Le diable dans le beffroi

  • December 5, 2015
    7:00 pm
Salle Bourgie — Pavillon Claire et Marc Bourgie — Musée des beaux-arts de Montréal
1339, rue Sherbrooke Ouest

Continuum Contemporary Music Ensemble performs works by Boudreau, Rea, Stockhausen.

Pre-concert activity, 6:15 pm

Toronto’s Continuum wind quintet blows onto the Montreal stage! On the program: two of Rea’s works revealing two antagonistic aspects of the music of the SMCQ’s honored composer this year. A concert full of contrasts which brings you next to the diabolical Walter Boudreau before seeing you soar through the skies with Stockhausen’s moving Adieu. Summing up a perfectly balanced evening.

Participants

Program

Production SMCQ

Mot du directeur artistique

Le rituel, l’incantation, la citation, l’offrande et l’hommage = la magie?

Ma toute première rencontre avec la musique de John Rea remonte à un concert de la SMCQ donné le 30 novembre 1978 à la Salle Pollack où l’Ensemble du St-Laurent, nous conviait à une sorte de rituel initiatique dans lequel les musiciens — disposés en cercle — nous entrainaient dans un exercice (exorcisme?) incantatoire singulier, à travers l’exécution de Reception and Offering Music.

Le «choc» ressenti alors fût remarquable de conséquences imprévisibles et dont les effets se feraient sentir dans ma musique, quelques 10 ans plus tard, alors qu’à la suite de la commande d’une œuvre orchestrale célébrant le 750e anniversaire de la fondation de la ville de Berlin, j’y exploiterais à fond et pendant 20 ans (Berliner Momente I à V), des éléments tirés des musiques de Haydn et Wagner (ce que je n’avais jamais fait auparavant) et me plongerais ainsi dans une démarche dite «postmoderniste» et ce, pour une partie de nombreuses œuvres à venir, dont le Diable dans le Beffroi (2004) qui s’inspire du Pâtre sur le rocher (Der Hirt auf dem Felsen) de Franz Schubert et d’une nouvelle éponyme d’Edgar Allan Poe.

Comme je le soulignais dans mon texte d’introduction de la Série hommage à John Rea, que la démarche esthétique de ce dernier tend en quelque sorte à concilier «des éléments antinomiques (le cœur et la raison) … dans sa recherche d’un équilibre absolu entre la forme et le contenu» et d’autre part (je le cite à son tour) que sa «fascination des raisons pour lesquelles plusieurs compositeurs incorporent la musique d’autres compositeurs à leur propre musique, il y a la croyance — peut-être inconsciente — que telles citations aient un caractère ou un pouvoir magique».

Cet énoncé de Rea nous éclaire sur sa démarche — à tout le moins — sur certains aspects de celle-ci, où l’on retrouve des citations tirées du répertoire et contrairement à la technique plutôt superficielle du «collage» en vogue durant les années 60-70, ces dernières sont organiquement incorporées à «son» discours, de manière à produire quelque chose qui transcende la somme de ses parties!

Il en va ainsi avec Reception and Offering Music oùles citations des Bach, Mozart, Beethoven, Wagner, Brahms, Mahler et Schöenberg sont non seulement bien identifiées, mais savamment tissées dans un réseau complexe d’allers-retours référentiels entre une musique «préexistante» (le répertoire) et une musique «nouvelle» (la sienne), par l’utilisation d’un processus incantatoire alchimique (magique…) que nous retrouverons — sublimé — dans les Études multiples, ces dernières s’apparentant plus aux recherches et préoccupations formelles du compositeur, ainsi que de sa fascination pour les structures (et la géométrie) musicales.

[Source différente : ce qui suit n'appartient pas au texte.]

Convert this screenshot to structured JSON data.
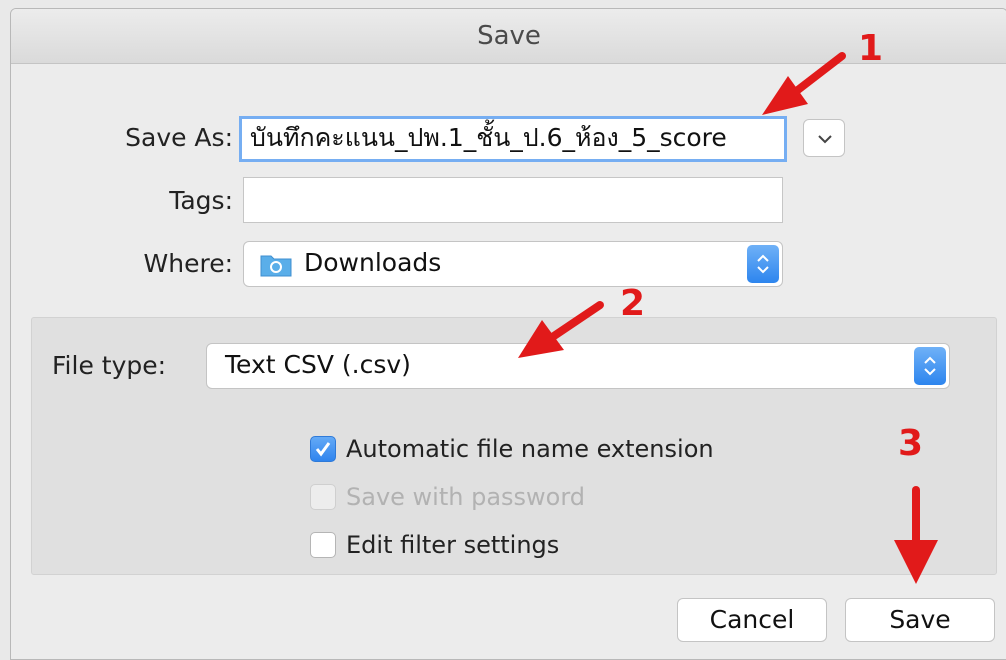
{
  "dialog": {
    "title": "Save",
    "save_as_label": "Save As:",
    "save_as_value": "บันทึกคะแนน_ปพ.1_ชั้น_ป.6_ห้อง_5_score",
    "tags_label": "Tags:",
    "tags_value": "",
    "where_label": "Where:",
    "where_value": "Downloads",
    "where_icon": "folder-icon",
    "expand_icon": "chevron-down-icon"
  },
  "options": {
    "file_type_label": "File type:",
    "file_type_value": "Text CSV (.csv)",
    "checkboxes": [
      {
        "label": "Automatic file name extension",
        "checked": true,
        "enabled": true
      },
      {
        "label": "Save with password",
        "checked": false,
        "enabled": false
      },
      {
        "label": "Edit filter settings",
        "checked": false,
        "enabled": true
      }
    ]
  },
  "buttons": {
    "cancel": "Cancel",
    "save": "Save"
  },
  "annotations": {
    "step1": "1",
    "step2": "2",
    "step3": "3",
    "color": "#e11a1a"
  },
  "colors": {
    "accent": "#2d85ee",
    "focus_ring": "#76aef2"
  }
}
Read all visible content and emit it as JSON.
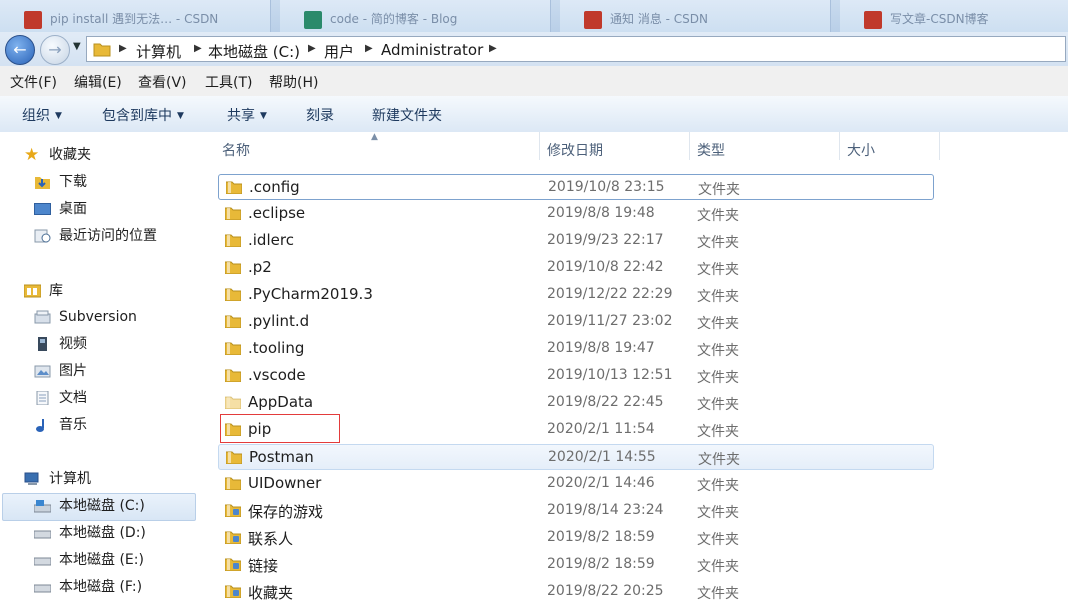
{
  "browser_tabs": [
    {
      "title": "pip install 遇到无法… - CSDN",
      "color": "#c0392b"
    },
    {
      "title": "code - 简的博客 - Blog",
      "color": "#2b8a6b"
    },
    {
      "title": "通知 消息 - CSDN",
      "color": "#c0392b"
    },
    {
      "title": "写文章-CSDN博客",
      "color": "#c0392b"
    }
  ],
  "nav": {
    "back_icon": "back-arrow-icon",
    "forward_icon": "forward-arrow-icon",
    "breadcrumb": [
      "计算机",
      "本地磁盘 (C:)",
      "用户",
      "Administrator"
    ]
  },
  "menu": [
    "文件(F)",
    "编辑(E)",
    "查看(V)",
    "工具(T)",
    "帮助(H)"
  ],
  "commands": [
    {
      "label": "组织",
      "dropdown": true
    },
    {
      "label": "包含到库中",
      "dropdown": true
    },
    {
      "label": "共享",
      "dropdown": true
    },
    {
      "label": "刻录",
      "dropdown": false
    },
    {
      "label": "新建文件夹",
      "dropdown": false
    }
  ],
  "sidebar": {
    "favorites": {
      "label": "收藏夹",
      "items": [
        "下载",
        "桌面",
        "最近访问的位置"
      ]
    },
    "libraries": {
      "label": "库",
      "items": [
        "Subversion",
        "视频",
        "图片",
        "文档",
        "音乐"
      ]
    },
    "computer": {
      "label": "计算机",
      "items": [
        "本地磁盘 (C:)",
        "本地磁盘 (D:)",
        "本地磁盘 (E:)",
        "本地磁盘 (F:)"
      ],
      "selected": "本地磁盘 (C:)"
    }
  },
  "columns": [
    "名称",
    "修改日期",
    "类型",
    "大小"
  ],
  "files": [
    {
      "name": ".config",
      "date": "2019/10/8 23:15",
      "type": "文件夹",
      "state": "selected"
    },
    {
      "name": ".eclipse",
      "date": "2019/8/8 19:48",
      "type": "文件夹"
    },
    {
      "name": ".idlerc",
      "date": "2019/9/23 22:17",
      "type": "文件夹"
    },
    {
      "name": ".p2",
      "date": "2019/10/8 22:42",
      "type": "文件夹"
    },
    {
      "name": ".PyCharm2019.3",
      "date": "2019/12/22 22:29",
      "type": "文件夹"
    },
    {
      "name": ".pylint.d",
      "date": "2019/11/27 23:02",
      "type": "文件夹"
    },
    {
      "name": ".tooling",
      "date": "2019/8/8 19:47",
      "type": "文件夹"
    },
    {
      "name": ".vscode",
      "date": "2019/10/13 12:51",
      "type": "文件夹"
    },
    {
      "name": "AppData",
      "date": "2019/8/22 22:45",
      "type": "文件夹",
      "hidden": true
    },
    {
      "name": "pip",
      "date": "2020/2/1 11:54",
      "type": "文件夹",
      "annotated": true
    },
    {
      "name": "Postman",
      "date": "2020/2/1 14:55",
      "type": "文件夹",
      "state": "hover"
    },
    {
      "name": "UIDowner",
      "date": "2020/2/1 14:46",
      "type": "文件夹"
    },
    {
      "name": "保存的游戏",
      "date": "2019/8/14 23:24",
      "type": "文件夹",
      "icon": "saved-games-folder-icon"
    },
    {
      "name": "联系人",
      "date": "2019/8/2 18:59",
      "type": "文件夹",
      "icon": "contacts-folder-icon"
    },
    {
      "name": "链接",
      "date": "2019/8/2 18:59",
      "type": "文件夹",
      "icon": "links-folder-icon"
    },
    {
      "name": "收藏夹",
      "date": "2019/8/22 20:25",
      "type": "文件夹",
      "icon": "favorites-folder-icon"
    }
  ],
  "colors": {
    "folder": "#e8b938",
    "selection_border": "#7da2ce",
    "annotation": "#e33b3b",
    "title_blue": "#1e3a5f"
  }
}
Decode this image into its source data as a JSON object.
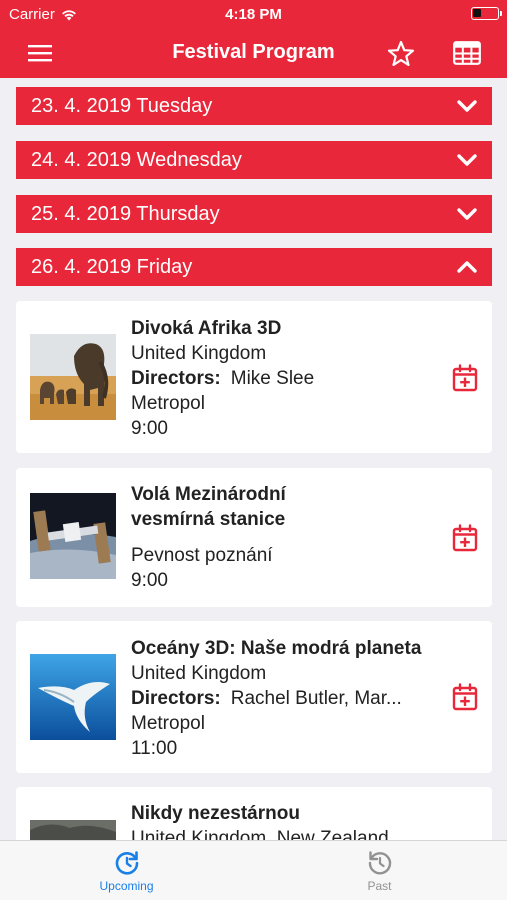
{
  "status_bar": {
    "carrier": "Carrier",
    "time": "4:18 PM",
    "battery_level": 0.3
  },
  "nav": {
    "title": "Festival Program",
    "menu_icon": "hamburger-menu-icon",
    "favorites_icon": "star-icon",
    "schedule_icon": "grid-table-icon"
  },
  "days": [
    {
      "label": "23. 4. 2019 Tuesday",
      "expanded": false
    },
    {
      "label": "24. 4. 2019 Wednesday",
      "expanded": false
    },
    {
      "label": "25. 4. 2019 Thursday",
      "expanded": false
    },
    {
      "label": "26. 4. 2019 Friday",
      "expanded": true
    }
  ],
  "events": [
    {
      "title": "Divoká Afrika 3D",
      "country": "United Kingdom",
      "directors_label": "Directors:",
      "directors": "Mike Slee",
      "venue": "Metropol",
      "time": "9:00"
    },
    {
      "title_line1": "Volá Mezinárodní",
      "title_line2": "vesmírná stanice",
      "venue": "Pevnost poznání",
      "time": "9:00"
    },
    {
      "title": "Oceány 3D: Naše modrá planeta",
      "country": "United Kingdom",
      "directors_label": "Directors:",
      "directors": "Rachel Butler, Mar...",
      "venue": "Metropol",
      "time": "11:00"
    },
    {
      "title": "Nikdy nezestárnou",
      "country": "United Kingdom, New Zealand"
    }
  ],
  "tabs": [
    {
      "label": "Upcoming",
      "icon": "refresh-clock-icon",
      "active": true
    },
    {
      "label": "Past",
      "icon": "history-icon",
      "active": false
    }
  ],
  "colors": {
    "accent": "#e8283a",
    "tab_active": "#1a7fe6",
    "tab_inactive": "#929292"
  }
}
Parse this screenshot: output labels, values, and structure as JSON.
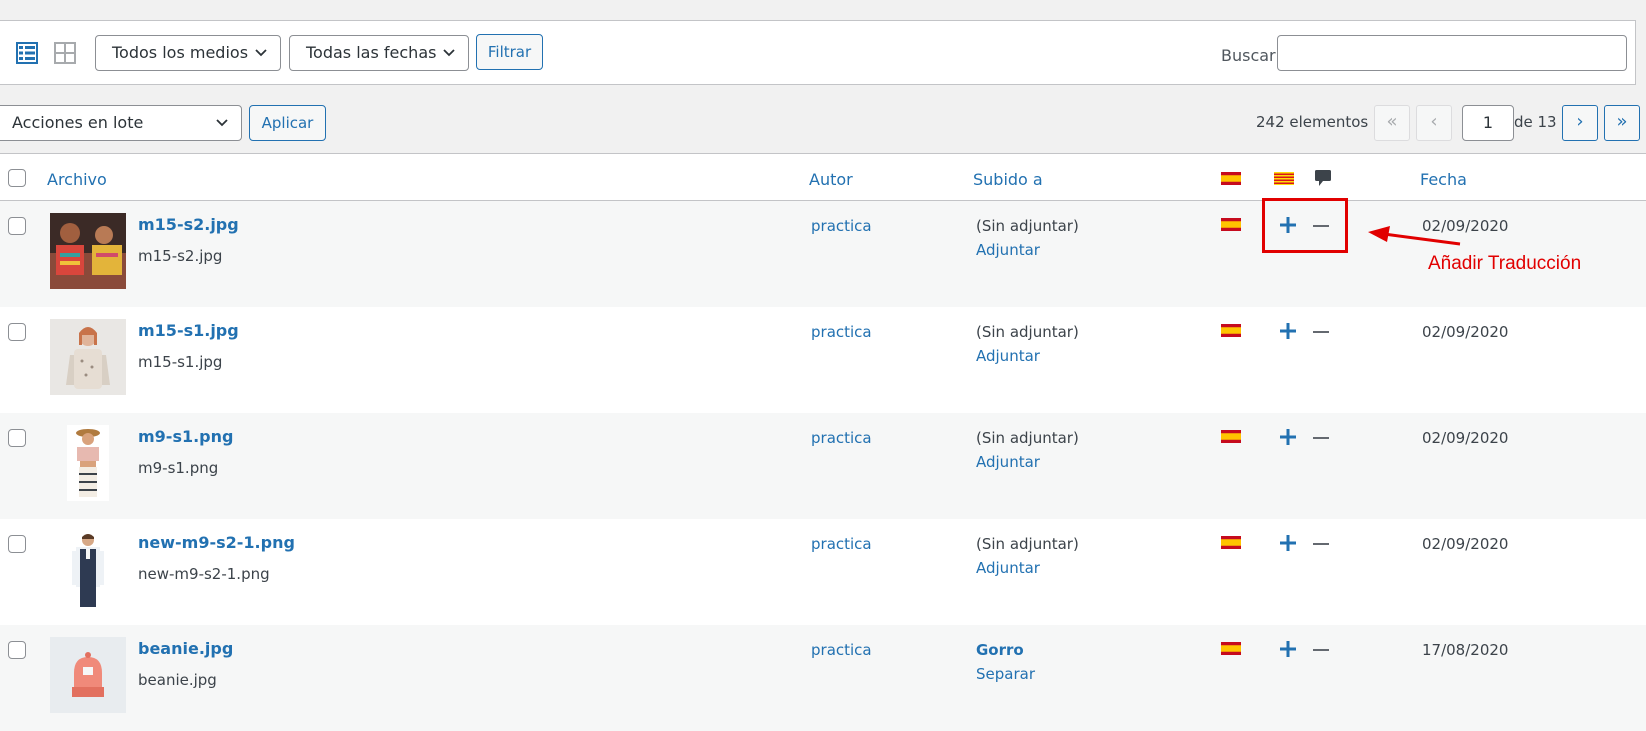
{
  "toolbar": {
    "media_filter": "Todos los medios",
    "date_filter": "Todas las fechas",
    "filter_button": "Filtrar",
    "search_label": "Buscar",
    "search_value": ""
  },
  "bulk": {
    "actions_label": "Acciones en lote",
    "apply_button": "Aplicar"
  },
  "pagination": {
    "count": "242 elementos",
    "first": "«",
    "prev": "‹",
    "current_page": "1",
    "of_total": "de 13",
    "next": "›",
    "last": "»"
  },
  "columns": {
    "file": "Archivo",
    "author": "Autor",
    "uploaded_to": "Subido a",
    "date": "Fecha"
  },
  "rows": [
    {
      "title": "m15-s2.jpg",
      "filename": "m15-s2.jpg",
      "author": "practica",
      "attached": "(Sin adjuntar)",
      "action": "Adjuntar",
      "date": "02/09/2020"
    },
    {
      "title": "m15-s1.jpg",
      "filename": "m15-s1.jpg",
      "author": "practica",
      "attached": "(Sin adjuntar)",
      "action": "Adjuntar",
      "date": "02/09/2020"
    },
    {
      "title": "m9-s1.png",
      "filename": "m9-s1.png",
      "author": "practica",
      "attached": "(Sin adjuntar)",
      "action": "Adjuntar",
      "date": "02/09/2020"
    },
    {
      "title": "new-m9-s2-1.png",
      "filename": "new-m9-s2-1.png",
      "author": "practica",
      "attached": "(Sin adjuntar)",
      "action": "Adjuntar",
      "date": "02/09/2020"
    },
    {
      "title": "beanie.jpg",
      "filename": "beanie.jpg",
      "author": "practica",
      "attached": "Gorro",
      "action": "Separar",
      "date": "17/08/2020"
    }
  ],
  "annotation": {
    "text": "Añadir Traducción",
    "color": "#e10000"
  },
  "colors": {
    "link": "#2271b1",
    "text": "#3c434a",
    "background": "#f1f1f1"
  },
  "icons": {
    "list_view": "list-view-icon",
    "grid_view": "grid-view-icon",
    "flag_es": "flag-spain-icon",
    "flag_ca": "flag-catalonia-icon",
    "comments": "comment-bubble-icon",
    "add_translation": "plus-icon"
  }
}
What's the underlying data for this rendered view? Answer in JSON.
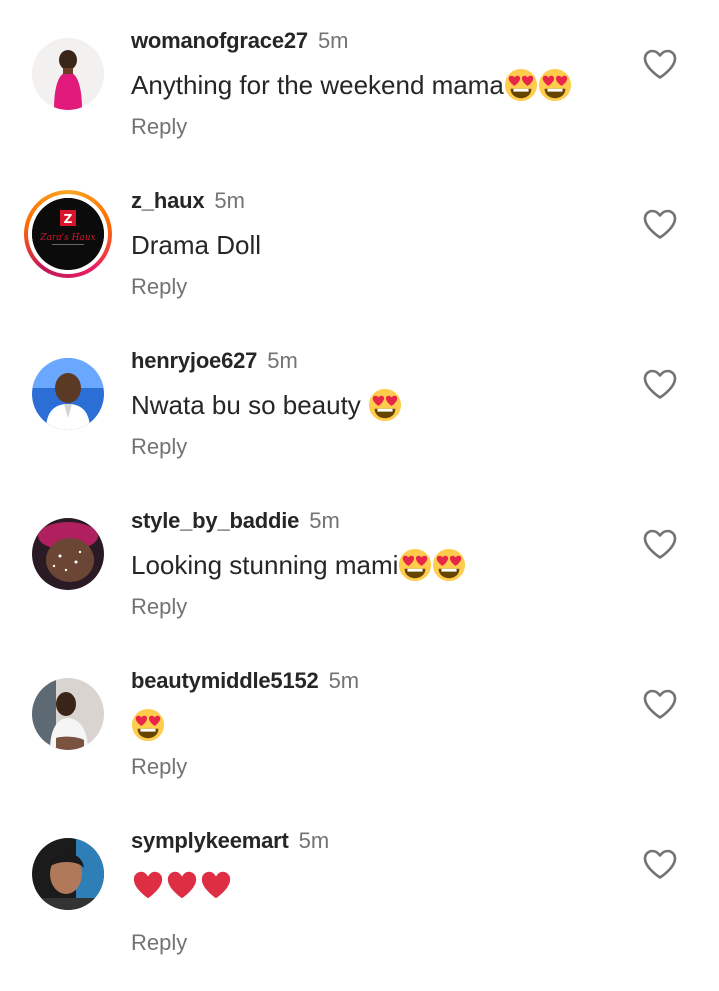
{
  "comments": [
    {
      "username": "womanofgrace27",
      "time": "5m",
      "text": "Anything for the weekend mama",
      "emojis": [
        "heart-eyes-emoji",
        "heart-eyes-emoji"
      ],
      "reply_label": "Reply"
    },
    {
      "username": "z_haux",
      "time": "5m",
      "text": "Drama Doll",
      "emojis": [],
      "reply_label": "Reply",
      "has_story_ring": true
    },
    {
      "username": "henryjoe627",
      "time": "5m",
      "text": "Nwata bu so beauty ",
      "emojis": [
        "heart-eyes-emoji"
      ],
      "reply_label": "Reply"
    },
    {
      "username": "style_by_baddie",
      "time": "5m",
      "text": "Looking stunning mami",
      "emojis": [
        "heart-eyes-emoji",
        "heart-eyes-emoji"
      ],
      "reply_label": "Reply"
    },
    {
      "username": "beautymiddle5152",
      "time": "5m",
      "text": "",
      "emojis": [
        "heart-eyes-emoji"
      ],
      "reply_label": "Reply"
    },
    {
      "username": "symplykeemart",
      "time": "5m",
      "text": "",
      "emojis": [
        "red-heart-emoji",
        "red-heart-emoji",
        "red-heart-emoji"
      ],
      "reply_label": "Reply"
    }
  ],
  "icons": {
    "like": "heart-outline-icon"
  },
  "colors": {
    "username": "#262626",
    "muted": "#737373",
    "story_ring": "#e91e63"
  }
}
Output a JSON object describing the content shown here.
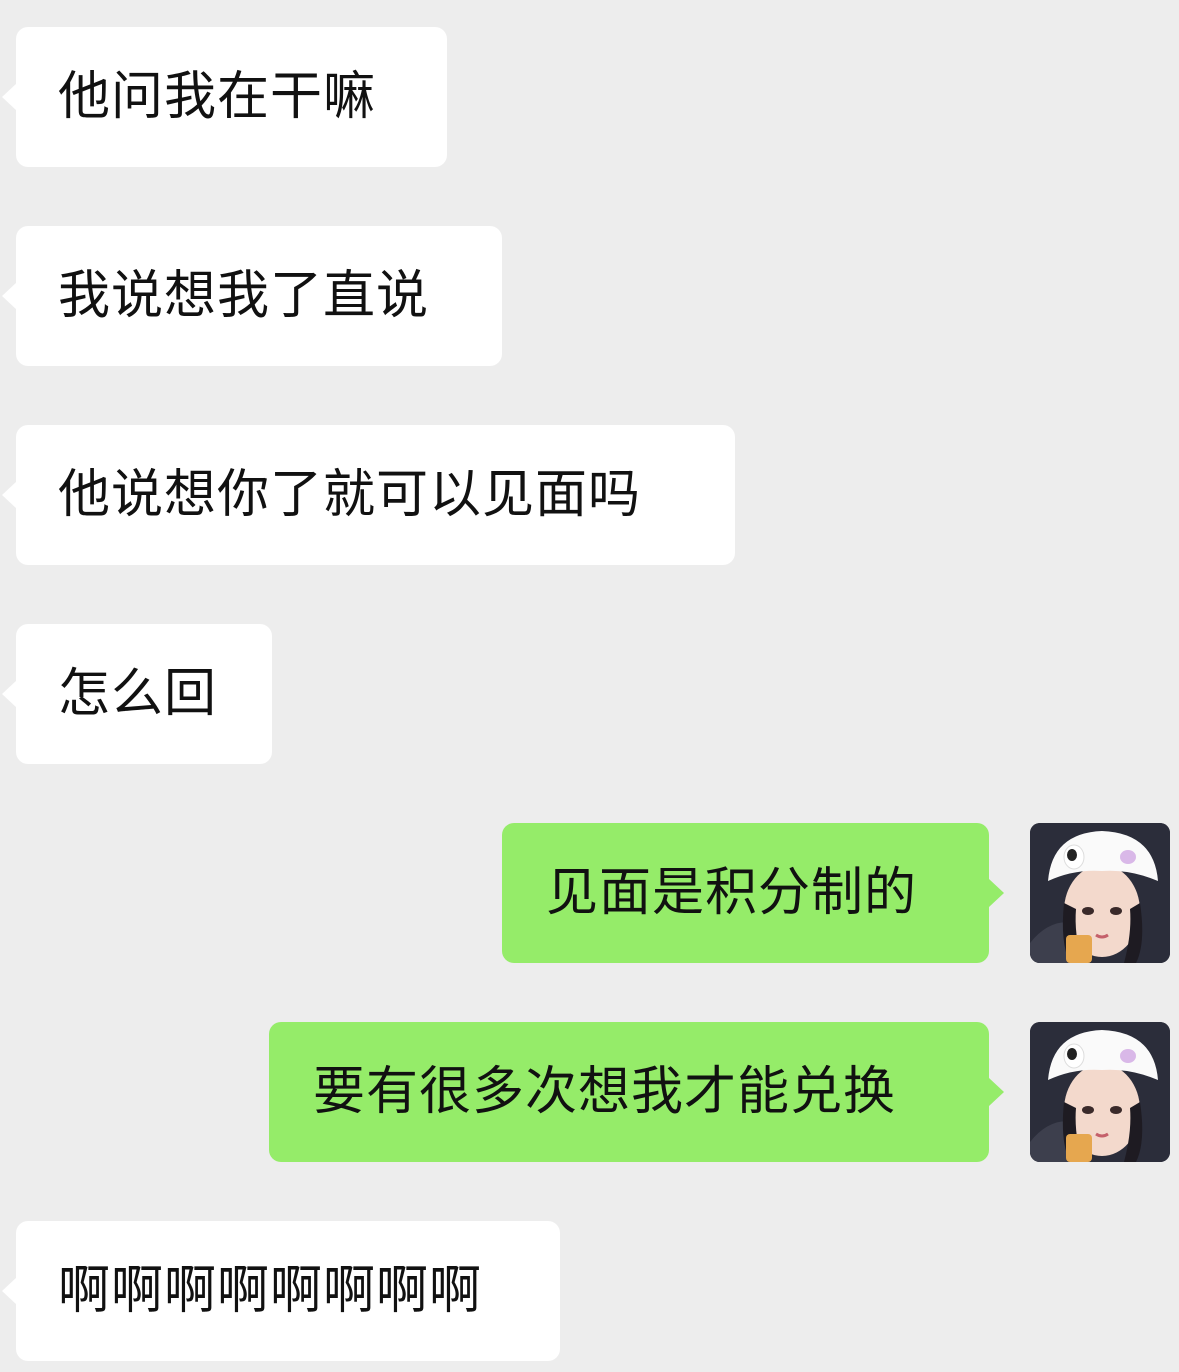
{
  "messages": [
    {
      "from": "other",
      "text": "他问我在干嘛"
    },
    {
      "from": "other",
      "text": "我说想我了直说"
    },
    {
      "from": "other",
      "text": "他说想你了就可以见面吗"
    },
    {
      "from": "other",
      "text": "怎么回"
    },
    {
      "from": "self",
      "text": "见面是积分制的"
    },
    {
      "from": "self",
      "text": "要有很多次想我才能兑换"
    },
    {
      "from": "other",
      "text": "啊啊啊啊啊啊啊啊"
    }
  ],
  "colors": {
    "background": "#ededed",
    "incoming_bubble": "#ffffff",
    "outgoing_bubble": "#95ec69",
    "text": "#111111"
  },
  "self_avatar_icon": "user-avatar-photo"
}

Enfin, avec Adieu, composée en 1966 à la mémoire de Wolfgang Sebastian Meyer (organiste décédé à 29 ans dans un accident de voiture), œuvre inspirée en partie par certaines toiles de Piet Mondrian, Stockhausen nous entraîne dans un rituel de la mort qui exige des interprètes une participation active fondée sur l’interprétation subjective et l’invention personnelle thématique ou mélodique.

C’est donc avec un plaisir renouvelé que nous accueillons à nouveau nos amis de Continuum de Toronto, en leur souhaitant la plus chaleureuse des bienvenues à Montréal dans le cadre de la Série hommage 2015-16 de la SMCQ à John Rea.